In Summer in a Glass: The Coming of Age of Winemaking in the Finger Lakes, Evan Dawson tells the stories of the winery owners, winemakers, and grape growers who helped launch the Finger Lakes wine industry in upstate New York. The Finger Lakes region is particularly known for its stunning white wines, Riesling and Gewurztraminer, and the book's title is an obvious nod to this. During the summer these crisp whites refresh. Served any other time, they conjure summer's warmth with their straw yellow color, their aromatic noses, and their hints of honeysuckle and tropical fruit.
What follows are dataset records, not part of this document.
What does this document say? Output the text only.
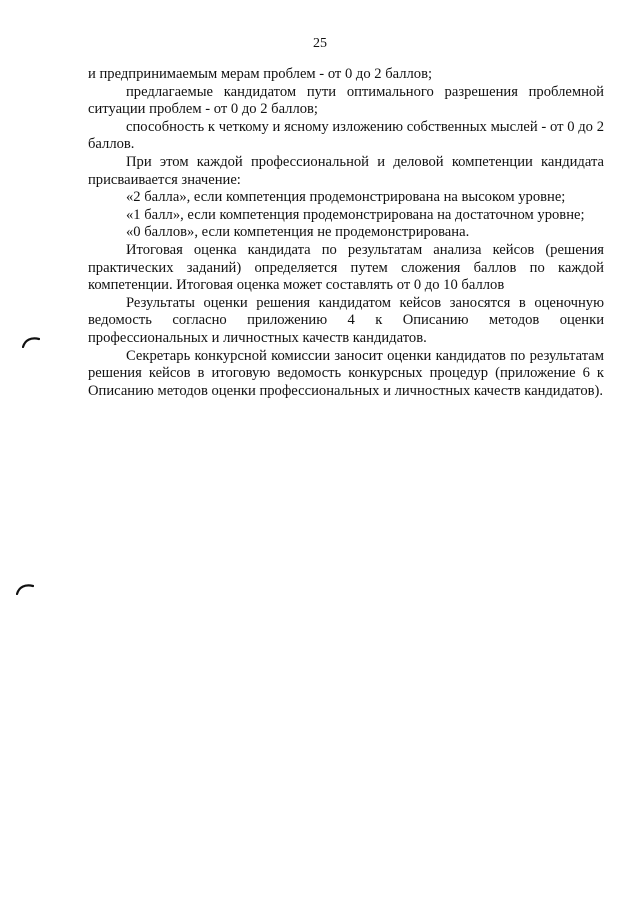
25

и предпринимаемым мерам проблем - от 0 до 2 баллов;

предлагаемые кандидатом пути оптимального разрешения проблемной ситуации проблем - от 0 до 2 баллов;

способность к четкому и ясному изложению собственных мыслей - от 0 до 2 баллов.

При этом каждой профессиональной и деловой компетенции кандидата присваивается значение:

«2 балла», если компетенция продемонстрирована на высоком уровне;

«1 балл», если компетенция продемонстрирована на достаточном уровне;

«0 баллов», если компетенция не продемонстрирована.

Итоговая оценка кандидата по результатам анализа кейсов (решения практических заданий) определяется путем сложения баллов по каждой компетенции. Итоговая оценка может составлять от 0 до 10 баллов

Результаты оценки решения кандидатом кейсов заносятся в оценочную ведомость согласно приложению 4 к Описанию методов оценки профессиональных и личностных качеств кандидатов.

Секретарь конкурсной комиссии заносит оценки кандидатов по результатам решения кейсов в итоговую ведомость конкурсных процедур (приложение 6 к Описанию методов оценки профессиональных и личностных качеств кандидатов).
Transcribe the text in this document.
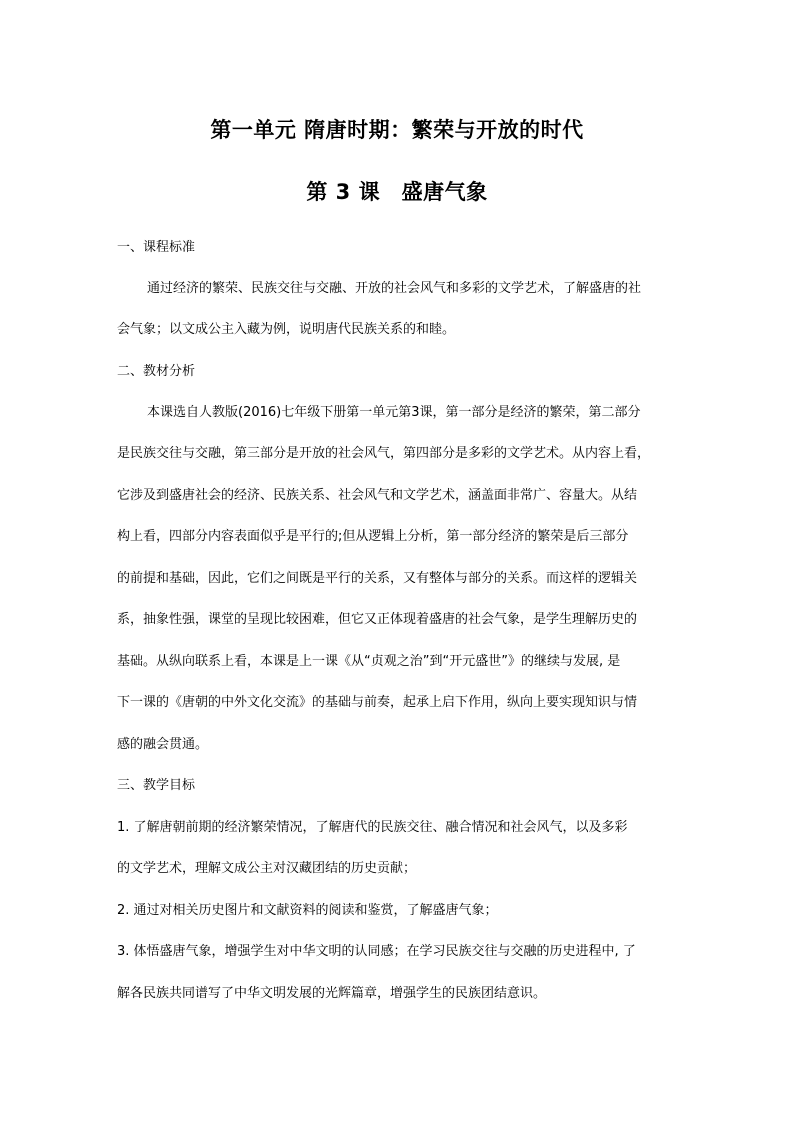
第一单元 隋唐时期：繁荣与开放的时代
第 3 课　盛唐气象
一、课程标准
通过经济的繁荣、民族交往与交融、开放的社会风气和多彩的文学艺术，了解盛唐的社
会气象；以文成公主入藏为例，说明唐代民族关系的和睦。
二、教材分析
本课选自人教版(2016)七年级下册第一单元第3课，第一部分是经济的繁荣，第二部分
是民族交往与交融，第三部分是开放的社会风气，第四部分是多彩的文学艺术。从内容上看，
它涉及到盛唐社会的经济、民族关系、社会风气和文学艺术，涵盖面非常广、容量大。从结
构上看，四部分内容表面似乎是平行的;但从逻辑上分析，第一部分经济的繁荣是后三部分
的前提和基础，因此，它们之间既是平行的关系，又有整体与部分的关系。而这样的逻辑关
系，抽象性强，课堂的呈现比较困难，但它又正体现着盛唐的社会气象，是学生理解历史的
基础。从纵向联系上看，本课是上一课《从“贞观之治”到“开元盛世”》的继续与发展, 是
下一课的《唐朝的中外文化交流》的基础与前奏，起承上启下作用，纵向上要实现知识与情
感的融会贯通。
三、教学目标
1. 了解唐朝前期的经济繁荣情况，了解唐代的民族交往、融合情况和社会风气，以及多彩
的文学艺术，理解文成公主对汉藏团结的历史贡献；
2. 通过对相关历史图片和文献资料的阅读和鉴赏，了解盛唐气象；
3. 体悟盛唐气象，增强学生对中华文明的认同感；在学习民族交往与交融的历史进程中, 了
解各民族共同谱写了中华文明发展的光辉篇章，增强学生的民族团结意识。
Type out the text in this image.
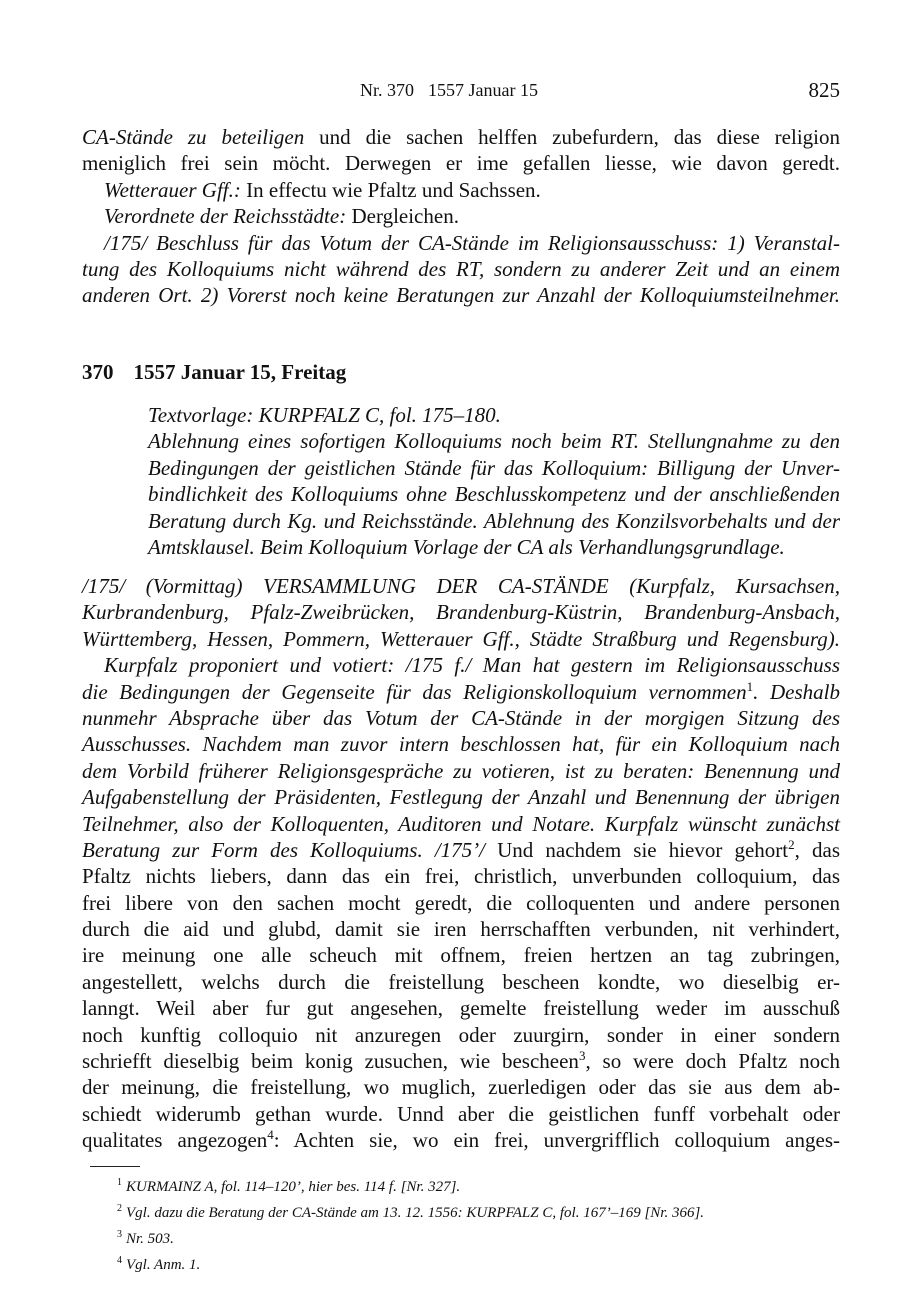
Nr. 370 1557 Januar 15	825
CA-Stände zu beteiligen und die sachen helffen zubefurdern, das diese religion
meniglich frei sein möcht. Derwegen er ime gefallen liesse, wie davon geredt.
Wetterauer Gff.: In effectu wie Pfaltz und Sachssen.
Verordnete der Reichsstädte: Dergleichen.
/175/ Beschluss für das Votum der CA-Stände im Religionsausschuss: 1) Veranstal-
tung des Kolloquiums nicht während des RT, sondern zu anderer Zeit und an einem
anderen Ort. 2) Vorerst noch keine Beratungen zur Anzahl der Kolloquiumsteilnehmer.
370 1557 Januar 15, Freitag
Textvorlage: KURPFALZ C, fol. 175–180.
Ablehnung eines sofortigen Kolloquiums noch beim RT. Stellungnahme zu den
Bedingungen der geistlichen Stände für das Kolloquium: Billigung der Unver-
bindlichkeit des Kolloquiums ohne Beschlusskompetenz und der anschließenden
Beratung durch Kg. und Reichsstände. Ablehnung des Konzilsvorbehalts und der
Amtsklausel. Beim Kolloquium Vorlage der CA als Verhandlungsgrundlage.
/175/ (Vormittag) VERSAMMLUNG DER CA-STÄNDE (Kurpfalz, Kursachsen,
Kurbrandenburg, Pfalz-Zweibrücken, Brandenburg-Küstrin, Brandenburg-Ansbach,
Württemberg, Hessen, Pommern, Wetterauer Gff., Städte Straßburg und Regensburg).
Kurpfalz proponiert und votiert: /175 f./ Man hat gestern im Religionsausschuss
die Bedingungen der Gegenseite für das Religionskolloquium vernommen$^1$. Deshalb
nunmehr Absprache über das Votum der CA-Stände in der morgigen Sitzung des
Ausschusses. Nachdem man zuvor intern beschlossen hat, für ein Kolloquium nach
dem Vorbild früherer Religionsgespräche zu votieren, ist zu beraten: Benennung und
Aufgabenstellung der Präsidenten, Festlegung der Anzahl und Benennung der übrigen
Teilnehmer, also der Kolloquenten, Auditoren und Notare. Kurpfalz wünscht zunächst
Beratung zur Form des Kolloquiums. /175’/ Und nachdem sie hievor gehort$^2$, das
Pfaltz nichts liebers, dann das ein frei, christlich, unverbunden colloquium, das
frei libere von den sachen mocht geredt, die colloquenten und andere personen
durch die aid und glubd, damit sie iren herrschafften verbunden, nit verhindert,
ire meinung one alle scheuch mit offnem, freien hertzen an tag zubringen,
angestellett, welchs durch die freistellung bescheen kondte, wo dieselbig er-
lanngt. Weil aber fur gut angesehen, gemelte freistellung weder im ausschuß
noch kunftig colloquio nit anzuregen oder zuurgirn, sonder in einer sondern
schriefft dieselbig beim konig zusuchen, wie bescheen$^3$, so were doch Pfaltz noch
der meinung, die freistellung, wo muglich, zuerledigen oder das sie aus dem ab-
schiedt widerumb gethan wurde. Unnd aber die geistlichen funff vorbehalt oder
qualitates angezogen$^4$: Achten sie, wo ein frei, unvergrifflich colloquium anges-
$^1$ KURMAINZ A, fol. 114–120’, hier bes. 114 f. [Nr. 327].
$^2$ Vgl. dazu die Beratung der CA-Stände am 13. 12. 1556: KURPFALZ C, fol. 167’–169 [Nr. 366].
$^3$ Nr. 503.
$^4$ Vgl. Anm. 1.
But I can't help but think there's a bit more to the title than the obvious. Because after reading the tales of the Finger Lakes pioneers that are recounted in Summer in A Glass, there's one thing I can tell you: upstate New York is unforgiving. The winters are long and cold. Vines get stressed and die. The people in Dawson's story have trucks that break down, wineries that catch fire, work visas that are denied, and firings that are conducted by terse telegram. If there's one thing these stalwart folks require to survive, it's promise. Promise delivered though a magical glass of wine, a golden glass that hints at the warm days and ripe grapes to come.
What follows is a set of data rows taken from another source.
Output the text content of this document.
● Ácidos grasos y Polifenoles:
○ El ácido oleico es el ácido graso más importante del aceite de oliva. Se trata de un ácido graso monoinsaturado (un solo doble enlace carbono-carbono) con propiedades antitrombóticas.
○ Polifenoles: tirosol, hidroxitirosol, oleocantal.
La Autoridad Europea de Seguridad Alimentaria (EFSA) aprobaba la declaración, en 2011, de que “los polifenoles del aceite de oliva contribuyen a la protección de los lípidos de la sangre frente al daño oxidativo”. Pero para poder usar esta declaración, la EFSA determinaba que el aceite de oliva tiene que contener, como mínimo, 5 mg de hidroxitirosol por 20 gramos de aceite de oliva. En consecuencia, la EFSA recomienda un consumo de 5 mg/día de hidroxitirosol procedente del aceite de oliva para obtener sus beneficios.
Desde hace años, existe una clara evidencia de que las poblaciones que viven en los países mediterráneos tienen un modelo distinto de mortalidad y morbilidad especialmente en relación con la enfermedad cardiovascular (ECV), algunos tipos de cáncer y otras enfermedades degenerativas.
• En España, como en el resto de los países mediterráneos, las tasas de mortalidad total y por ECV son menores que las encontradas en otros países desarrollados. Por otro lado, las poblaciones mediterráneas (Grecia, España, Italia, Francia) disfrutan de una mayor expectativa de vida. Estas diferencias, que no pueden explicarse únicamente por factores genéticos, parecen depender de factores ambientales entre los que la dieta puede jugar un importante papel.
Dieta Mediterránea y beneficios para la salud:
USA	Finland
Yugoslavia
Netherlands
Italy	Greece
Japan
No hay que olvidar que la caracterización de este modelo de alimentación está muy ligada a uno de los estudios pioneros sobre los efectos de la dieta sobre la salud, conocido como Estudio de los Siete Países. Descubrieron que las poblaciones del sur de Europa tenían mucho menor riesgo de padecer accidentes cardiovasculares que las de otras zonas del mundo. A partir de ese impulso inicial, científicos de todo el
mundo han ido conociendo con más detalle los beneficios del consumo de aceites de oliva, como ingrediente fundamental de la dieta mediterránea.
Dawson is clearly under the spell that is in a glass of wine from the Finger Lakes, and the people he writes about are too. Each chapter begins with a notable turning point in the life of one of the personalities he chronicles: Tricia Renshaw, a single mother, who after one day on the bottling line, decides to forgo the stability of her teaching job to become a winemaker. Fred Merwarth, who tastes an Alsatian white while studying abroad and decides, on the spot, that winemaking is what he must do. Sam Argetsinger, who uses the influence of the Iroquois people to tend the land, helping it produce it's best grapes.
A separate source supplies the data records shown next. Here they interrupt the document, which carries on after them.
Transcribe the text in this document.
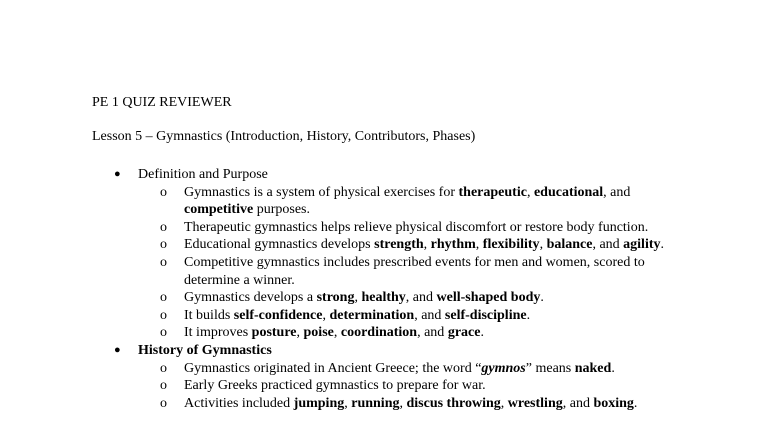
PE 1 QUIZ REVIEWER
Lesson 5 – Gymnastics (Introduction, History, Contributors, Phases)
● Definition and Purpose
o Gymnastics is a system of physical exercises for therapeutic, educational, and competitive purposes.
o Therapeutic gymnastics helps relieve physical discomfort or restore body function.
o Educational gymnastics develops strength, rhythm, flexibility, balance, and agility.
o Competitive gymnastics includes prescribed events for men and women, scored to determine a winner.
o Gymnastics develops a strong, healthy, and well-shaped body.
o It builds self-confidence, determination, and self-discipline.
o It improves posture, poise, coordination, and grace.
● History of Gymnastics
o Gymnastics originated in Ancient Greece; the word “gymnos” means naked.
o Early Greeks practiced gymnastics to prepare for war.
o Activities included jumping, running, discus throwing, wrestling, and boxing.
Dawson documents not just the epiphanies, but the calculated decisions that led these people to the Finger Lakes instead of Napa or the Willamette Valley. Each page demonstrates the passion, perseverance, and pride of these Finger Lake pioneers, who helped create one of the fastest growing wine regions in the United States.
Dawson is both narrator and character. He tags alongside winemakers, observing their craft. He sorts grapes and stays up late into the night drinking and talking. He even admits to showing up at a winery ready to taste but with a face caked in two layers of make-up after a day of taping. "(Foundation and bronzer, thanks for asking)." Now that's gumption.
But this rash display of mettle shouldn't be surprising. Dawson is a trained journalist, a news anchor for the ABC affiliate in Rochester, New York, and the Finger Lakes wine editor for The New York Cork Report. He's an expert storyteller, and the characters in this book jump off the page. There's dialogue. Occasionally there's gossip, but it feels tempered by professionalism. Rather than reading like an industry 'tell-all,' Summer in a Glass reads with the intimacy and heart that only a true insider can provide.
Unlike other books composed of profiles of great winemakers or wineries that often feel outdated the second they are published, Summer in a Glass: The Coming of Age of Winemaking in the Finger Lakes will last. It is a history of a time and a place, a chronicle of people and personalities that will be both useful and enjoyable for years to come. Just like those Finger Lakes whites, Summer in a Glass is bound poetry and promise.